Moving Armistice Centenary Commemoration at KEHS

On Friday 9th November, our school staged a moving Armistice Centenary Commemoration, focusing on the role of women and schoolgirls, particularly from the Birmingham area, in World War One. Most of the staff and pupils dressed in contemporary costume and experienced typical school activities of the period...

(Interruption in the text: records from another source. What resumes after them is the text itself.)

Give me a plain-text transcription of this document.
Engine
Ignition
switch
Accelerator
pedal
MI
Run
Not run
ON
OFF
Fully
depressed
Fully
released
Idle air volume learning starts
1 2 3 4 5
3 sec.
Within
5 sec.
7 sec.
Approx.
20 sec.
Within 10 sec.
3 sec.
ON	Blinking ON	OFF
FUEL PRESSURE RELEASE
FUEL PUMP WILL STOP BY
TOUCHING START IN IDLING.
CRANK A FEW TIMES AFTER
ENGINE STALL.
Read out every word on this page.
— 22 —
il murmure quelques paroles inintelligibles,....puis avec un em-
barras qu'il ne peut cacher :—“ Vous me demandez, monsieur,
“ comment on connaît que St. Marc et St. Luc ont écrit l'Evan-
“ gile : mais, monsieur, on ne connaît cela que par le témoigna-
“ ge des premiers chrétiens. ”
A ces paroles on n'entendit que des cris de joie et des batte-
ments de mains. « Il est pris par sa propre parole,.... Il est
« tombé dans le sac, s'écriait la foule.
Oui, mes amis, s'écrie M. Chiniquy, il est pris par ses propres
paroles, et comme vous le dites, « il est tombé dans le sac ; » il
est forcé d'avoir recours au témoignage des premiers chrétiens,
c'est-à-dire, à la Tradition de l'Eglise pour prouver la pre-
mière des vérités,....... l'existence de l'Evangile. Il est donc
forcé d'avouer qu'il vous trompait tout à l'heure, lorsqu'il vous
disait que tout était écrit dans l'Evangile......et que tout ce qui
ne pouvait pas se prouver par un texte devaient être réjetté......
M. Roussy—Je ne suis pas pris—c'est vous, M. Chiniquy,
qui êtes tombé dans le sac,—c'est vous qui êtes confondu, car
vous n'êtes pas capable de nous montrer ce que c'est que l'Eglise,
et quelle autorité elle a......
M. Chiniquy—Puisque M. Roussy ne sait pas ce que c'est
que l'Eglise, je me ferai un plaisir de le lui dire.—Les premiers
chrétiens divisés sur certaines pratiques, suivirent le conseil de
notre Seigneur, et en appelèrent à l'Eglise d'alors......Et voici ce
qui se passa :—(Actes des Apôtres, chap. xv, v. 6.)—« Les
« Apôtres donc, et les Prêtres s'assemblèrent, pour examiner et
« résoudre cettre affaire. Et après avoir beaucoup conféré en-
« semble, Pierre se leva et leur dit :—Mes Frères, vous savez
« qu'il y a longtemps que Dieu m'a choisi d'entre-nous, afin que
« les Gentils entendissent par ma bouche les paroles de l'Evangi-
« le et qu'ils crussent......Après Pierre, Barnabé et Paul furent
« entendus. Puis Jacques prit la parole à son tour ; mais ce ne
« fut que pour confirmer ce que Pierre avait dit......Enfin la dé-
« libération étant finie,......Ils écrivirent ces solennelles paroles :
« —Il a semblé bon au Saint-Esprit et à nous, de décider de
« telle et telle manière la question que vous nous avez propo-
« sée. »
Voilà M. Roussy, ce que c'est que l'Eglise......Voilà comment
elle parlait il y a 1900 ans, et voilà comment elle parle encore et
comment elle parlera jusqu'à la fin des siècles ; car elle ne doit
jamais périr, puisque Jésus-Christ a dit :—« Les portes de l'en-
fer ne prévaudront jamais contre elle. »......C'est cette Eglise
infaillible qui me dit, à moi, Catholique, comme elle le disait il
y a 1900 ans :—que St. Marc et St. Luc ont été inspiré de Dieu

On Friday 9th November, our school staged a moving Armistice Centenary Commemoration, focusing on the role of women and schoolgirls, particularly from the Birmingham area, in World War One. Most of the staff and pupils dressed in contemporary costume and experienced typical school activities of the period. Some pupils did Swedish drill in place of PE and danced to ragtime music or sang the stirring songs of the time, including ‘Tipperary’ and ‘Keep the Home Fires Burning’. Others recreated the Western Front in a drama session with authentic-looking trenches, barbed wire, flares, darkness and ‘the fog of war’. Groups studied the History and Literature of the War and its aftermath, from the patriotic poetry of the day to the bleak disillusion of the War poets such as Siegfried Sassoon and Wilfrid Owen. The school’s poet laureate Nandini performed a thought-provoking poem specially written for the occasion and groups of girls wrote their own sonnets reflecting their personal impressions of the War. Lunch took the form of a street party at long tables in the dining hall with poppy bunting and typical posters of the period, urging women to ‘Waste not Want not’ and ‘Make do and Mend’. Even the menu was drawn from recipes developed by the renowned King Edward’s cookery teacher Florence George who, in 1917, wrote an influential wartime cookery book, amending her original recipes because of food shortages caused by the blockades. As a poignant reminder, a large commemorative mural was unveiled which was painted by recent school leavers showing the different roles undertaken by women in Birmingham, from bus drivers to scientists, while most of the men of fighting age were away at the Front. Among the local landmarks represented were the Birmingham University clock tower, Steelhouse Lane and the imposing building in New Street, which 100 years ago housed the school at the heart of the city. “I wanted this day to be a landmark in the school’s history, representing the past, present and future,” said Mrs Britton, the event’s organiser. “It’s the culmination of four years of commemorative events as I feel it’s beholden on us as a prestigious girls’ school to mark this extraordinary event in a truly striking way. In place of the roll of honour that so many boys’ schools have, our wonderful Art mural will be a permanent memento that we can look at for decades to come.”